Native American Artifacts: Identification & Legal Considerations
Metal detectorists occasionally encounter Native American artifacts, particularly at sites with long histories of human habitation. While metal detectors don't directly find stone tools and pottery, they can lead you to sites where these are present in the soil matrix. Understanding what you might encounter and the legal framework governing indigenous artifacts is important.
What Detectorists Might Find
- Trade goods: Copper and brass items traded between European colonists and Native peoples, including modified European items (coins drilled for pendants, brass cut into arrow points, copper rolled into beads).
- Trade silver: Silver brooches, gorgets, armbands, and other ornamental items made by European silversmiths for the Indian trade, particularly in the 18th century.
- Surface finds: While detecting, you may notice arrowheads, pottery sherds, fire-cracked rock, and worked flint on the surface. These non-metallic items provide important context for a site.
Legal Framework
The legal landscape for Native American artifacts is complex and varies by location:
- Federal land: The Archaeological Resources Protection Act (ARPA) makes it illegal to excavate or remove archaeological resources from federal or Indian land without a permit. Violations carry serious criminal penalties.

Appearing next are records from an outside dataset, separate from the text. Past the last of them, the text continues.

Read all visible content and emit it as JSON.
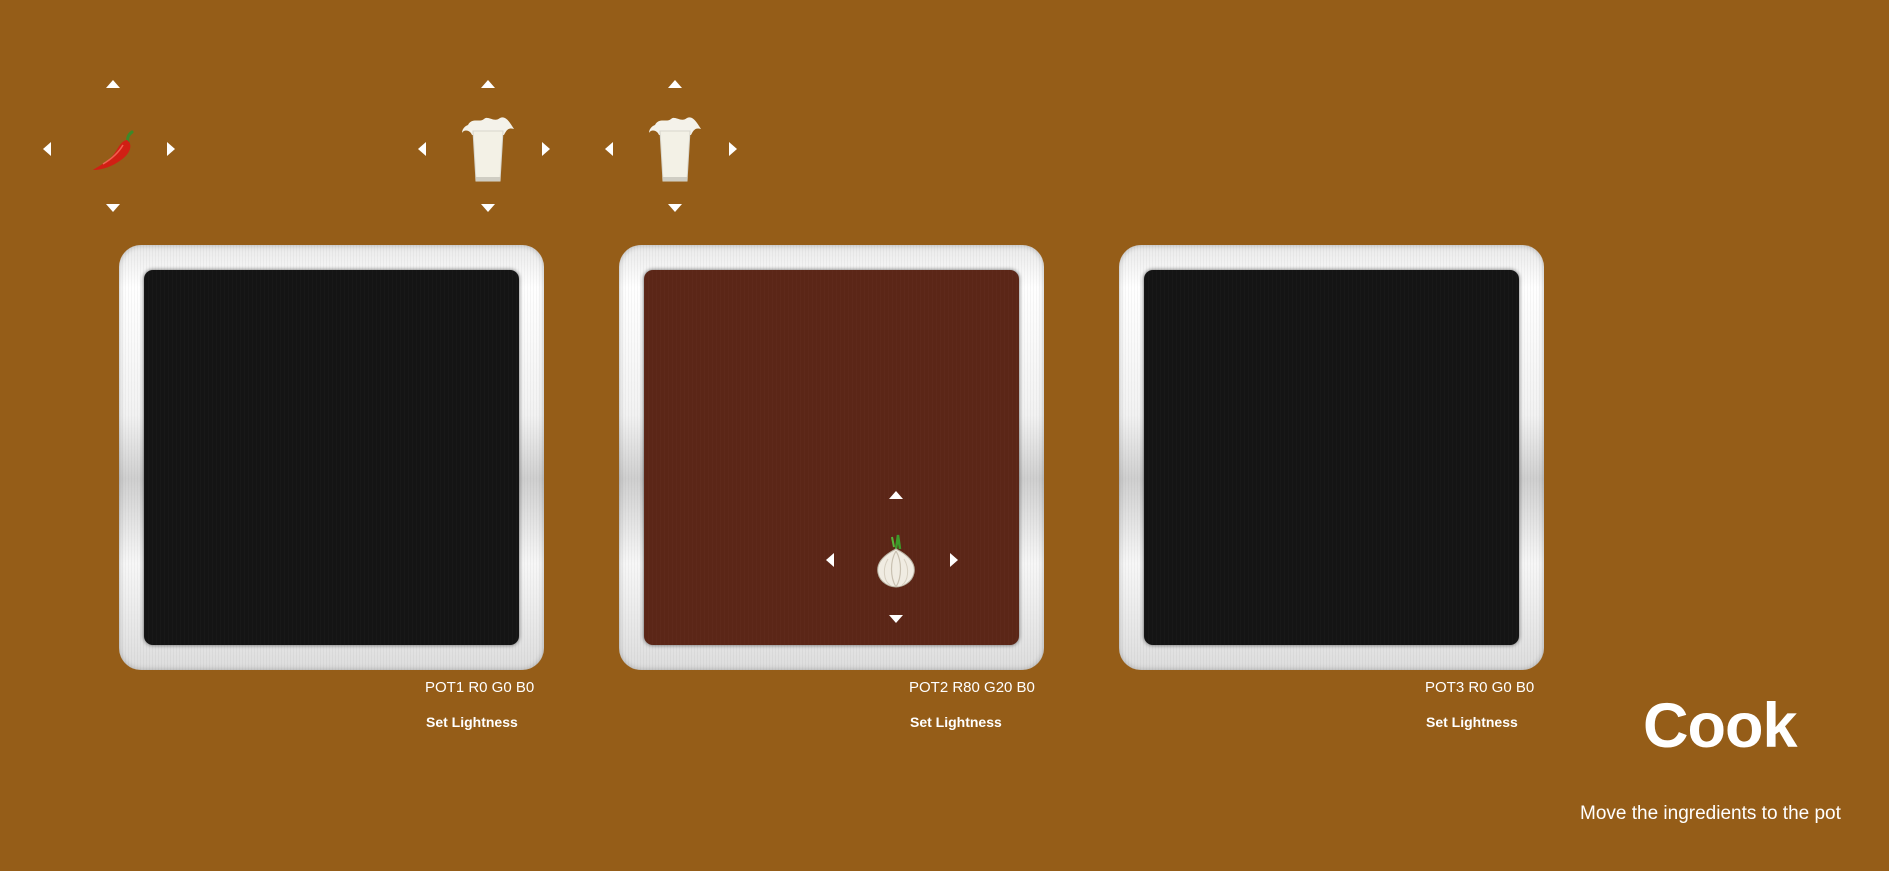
{
  "colors": {
    "background": "#955d18",
    "pot1_fill": "#141414",
    "pot2_fill": "#5b2617",
    "pot3_fill": "#141414"
  },
  "ingredients": [
    {
      "name": "chili-pepper",
      "icon": "chili-pepper-icon"
    },
    {
      "name": "milk",
      "icon": "milk-glass-icon"
    },
    {
      "name": "milk",
      "icon": "milk-glass-icon"
    },
    {
      "name": "garlic",
      "icon": "garlic-icon",
      "in_pot": "POT2"
    }
  ],
  "pots": [
    {
      "label": "POT1 R0 G0 B0",
      "button": "Set Lightness"
    },
    {
      "label": "POT2 R80 G20 B0",
      "button": "Set Lightness"
    },
    {
      "label": "POT3 R0 G0 B0",
      "button": "Set Lightness"
    }
  ],
  "cook_label": "Cook",
  "instruction": "Move the ingredients to the pot"
}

- State land: Most states have their own archaeological protection laws. Some are strict; others are more permissive for surface finds on private land.
- Private land: Laws vary by state, but in general, artifacts found on private land with the owner's permission belong to the landowner. However, NAGPRA (Native American Graves Protection and Repatriation Act) provisions may apply to burial-associated items regardless of land ownership.
Best practice: If you encounter what appears to be a burial site or a concentration of significant Native American artifacts, stop digging, note the location, and contact your state archaeologist. Some discoveries are genuinely important to tribal communities and archaeological understanding.